Department of Life Science and Institute of Biotechnology, National Dong-Hwa University, Hualien 97401, Taiwan.
Neural Regeneration Laboratory, Neurological Institute, Taipei Veterans General Hospital, Taipei 11217, Taiwan.
Molecules. 2018 Sep 5;23(9):2260. doi: 10.3390/molecules23092260.
The inhibition of α-glucosidase and α-amylase is a clinical strategy for the treatment of type II diabetes, and herbal medicines have been reported to credibly alleviate hyperglycemia. Our previous study has reported some constituents from plant or herbal sources targeted to α-glucosidase and α-amylase via molecular docking and enzymatic measurement, but the hypoglycemic potencies in cell system and mice have not been validated yet. This study was aimed to elucidate the hypoglycemic efficacy of docking selected compounds in cell assay and oral glucose and starch tolerance tests of mice. All test compounds showed the inhibition of α-glucosidase activity in Caco-2 cells. The decrease of blood sugar levels of test compounds in 30 min and 60 min of mice after OGTT and OSTT, respectively and the decreased glucose levels of test compounds were significantly varied in acarbose. Taken altogether, in vitro and in vivo experiments suggest that selected natural compounds (curcumin, antroquinonol, HCD, docosanol, tetracosanol, rutin, and actinodaphnine) via molecular docking were confirmed as potential candidates of α-glucosidase and α-amylase inhibitors for treating diabetes.

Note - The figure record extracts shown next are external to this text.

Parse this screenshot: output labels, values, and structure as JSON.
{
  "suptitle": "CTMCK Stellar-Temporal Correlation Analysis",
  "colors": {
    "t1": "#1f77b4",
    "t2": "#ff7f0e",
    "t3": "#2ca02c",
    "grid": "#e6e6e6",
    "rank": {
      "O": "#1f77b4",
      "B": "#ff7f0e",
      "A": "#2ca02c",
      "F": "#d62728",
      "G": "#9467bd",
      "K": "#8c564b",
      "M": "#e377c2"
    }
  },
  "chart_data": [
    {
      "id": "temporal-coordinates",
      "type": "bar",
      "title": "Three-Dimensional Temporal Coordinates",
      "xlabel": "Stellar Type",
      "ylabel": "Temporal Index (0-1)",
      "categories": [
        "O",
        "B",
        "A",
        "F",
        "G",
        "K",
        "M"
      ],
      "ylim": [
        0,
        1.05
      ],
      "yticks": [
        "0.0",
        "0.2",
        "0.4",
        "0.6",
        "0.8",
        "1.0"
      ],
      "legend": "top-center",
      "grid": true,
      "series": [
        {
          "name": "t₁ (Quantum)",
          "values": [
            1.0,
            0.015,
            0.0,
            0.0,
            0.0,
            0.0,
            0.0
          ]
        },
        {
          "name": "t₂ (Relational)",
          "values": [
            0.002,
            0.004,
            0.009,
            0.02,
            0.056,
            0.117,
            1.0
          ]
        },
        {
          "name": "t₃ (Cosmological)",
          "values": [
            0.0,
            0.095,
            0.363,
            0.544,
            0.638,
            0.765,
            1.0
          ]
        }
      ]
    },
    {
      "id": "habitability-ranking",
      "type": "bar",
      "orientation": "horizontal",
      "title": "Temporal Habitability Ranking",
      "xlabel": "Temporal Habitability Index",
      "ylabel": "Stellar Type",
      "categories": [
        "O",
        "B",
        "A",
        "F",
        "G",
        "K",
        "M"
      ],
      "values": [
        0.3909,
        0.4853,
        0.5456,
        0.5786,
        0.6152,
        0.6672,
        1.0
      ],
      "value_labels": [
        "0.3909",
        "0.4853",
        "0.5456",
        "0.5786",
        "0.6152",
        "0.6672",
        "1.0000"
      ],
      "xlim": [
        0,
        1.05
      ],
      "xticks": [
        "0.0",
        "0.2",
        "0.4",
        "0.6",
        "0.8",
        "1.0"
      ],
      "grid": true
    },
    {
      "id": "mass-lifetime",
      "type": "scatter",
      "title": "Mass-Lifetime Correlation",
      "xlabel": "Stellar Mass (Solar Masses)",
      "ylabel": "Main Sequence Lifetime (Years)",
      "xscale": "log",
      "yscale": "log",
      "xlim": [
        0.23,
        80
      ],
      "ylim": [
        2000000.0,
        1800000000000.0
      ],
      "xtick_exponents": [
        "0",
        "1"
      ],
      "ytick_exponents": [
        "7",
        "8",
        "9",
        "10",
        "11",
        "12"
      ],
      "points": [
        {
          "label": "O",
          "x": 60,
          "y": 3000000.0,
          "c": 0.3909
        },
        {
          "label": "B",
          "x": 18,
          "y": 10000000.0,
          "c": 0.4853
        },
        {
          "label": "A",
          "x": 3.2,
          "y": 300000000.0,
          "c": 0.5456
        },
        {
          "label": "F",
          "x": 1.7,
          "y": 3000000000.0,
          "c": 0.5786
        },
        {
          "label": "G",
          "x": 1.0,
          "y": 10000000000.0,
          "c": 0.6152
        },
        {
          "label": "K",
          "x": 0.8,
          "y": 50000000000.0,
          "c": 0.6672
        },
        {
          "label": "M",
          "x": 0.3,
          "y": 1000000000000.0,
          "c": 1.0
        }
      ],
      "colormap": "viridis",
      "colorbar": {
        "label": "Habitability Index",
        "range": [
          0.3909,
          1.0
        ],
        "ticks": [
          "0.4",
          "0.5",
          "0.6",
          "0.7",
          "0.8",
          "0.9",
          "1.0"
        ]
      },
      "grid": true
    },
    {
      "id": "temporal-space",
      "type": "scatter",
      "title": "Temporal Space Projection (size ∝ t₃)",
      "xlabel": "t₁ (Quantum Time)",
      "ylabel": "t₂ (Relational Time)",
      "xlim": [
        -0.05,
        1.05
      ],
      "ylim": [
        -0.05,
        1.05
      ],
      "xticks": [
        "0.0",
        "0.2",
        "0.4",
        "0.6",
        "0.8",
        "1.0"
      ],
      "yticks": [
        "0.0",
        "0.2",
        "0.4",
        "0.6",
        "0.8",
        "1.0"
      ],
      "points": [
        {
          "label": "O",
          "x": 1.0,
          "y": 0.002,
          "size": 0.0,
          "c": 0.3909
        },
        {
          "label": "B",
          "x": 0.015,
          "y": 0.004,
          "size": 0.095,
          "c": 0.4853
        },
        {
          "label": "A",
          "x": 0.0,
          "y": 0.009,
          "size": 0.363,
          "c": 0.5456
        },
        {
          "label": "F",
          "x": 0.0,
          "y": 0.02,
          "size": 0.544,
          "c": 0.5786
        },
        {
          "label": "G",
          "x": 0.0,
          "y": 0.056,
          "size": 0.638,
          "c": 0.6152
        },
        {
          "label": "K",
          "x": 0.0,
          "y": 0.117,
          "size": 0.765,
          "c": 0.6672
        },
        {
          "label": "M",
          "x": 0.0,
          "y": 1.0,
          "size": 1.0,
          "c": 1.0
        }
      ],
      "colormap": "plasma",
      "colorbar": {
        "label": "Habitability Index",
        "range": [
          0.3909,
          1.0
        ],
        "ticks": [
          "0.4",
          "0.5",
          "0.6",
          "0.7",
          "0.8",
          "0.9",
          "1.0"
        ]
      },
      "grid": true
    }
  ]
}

抑制α-葡萄糖苷酶和α-淀粉酶是治疗 II 型糖尿病的临床策略,据报道,草药可有效缓解高血糖。我们之前的研究通过分子对接和酶测定,从植物或草药来源报告了一些针对α-葡萄糖苷酶和α-淀粉酶的成分,但尚未在细胞系统和小鼠中验证其降血糖作用。本研究旨在阐明对接选择化合物在细胞测定和小鼠口服葡萄糖和淀粉耐量试验中的降血糖功效。所有测试化合物均显示在 Caco-2 细胞中抑制α-葡萄糖苷酶活性。在 OGTT 和 OSTT 后 30 分钟和 60 分钟,测试化合物在小鼠中的血糖水平降低,并且与阿卡波糖相比,测试化合物的葡萄糖水平降低显著不同。总之,体外和体内实验表明,通过分子对接选择的天然化合物(姜黄素、安特曲醌醇、HCD、二十二烷醇、二十四烷醇、芦丁和actinodaphnine)被确认为治疗糖尿病的α-葡萄糖苷酶和α-淀粉酶抑制剂的潜在候选物。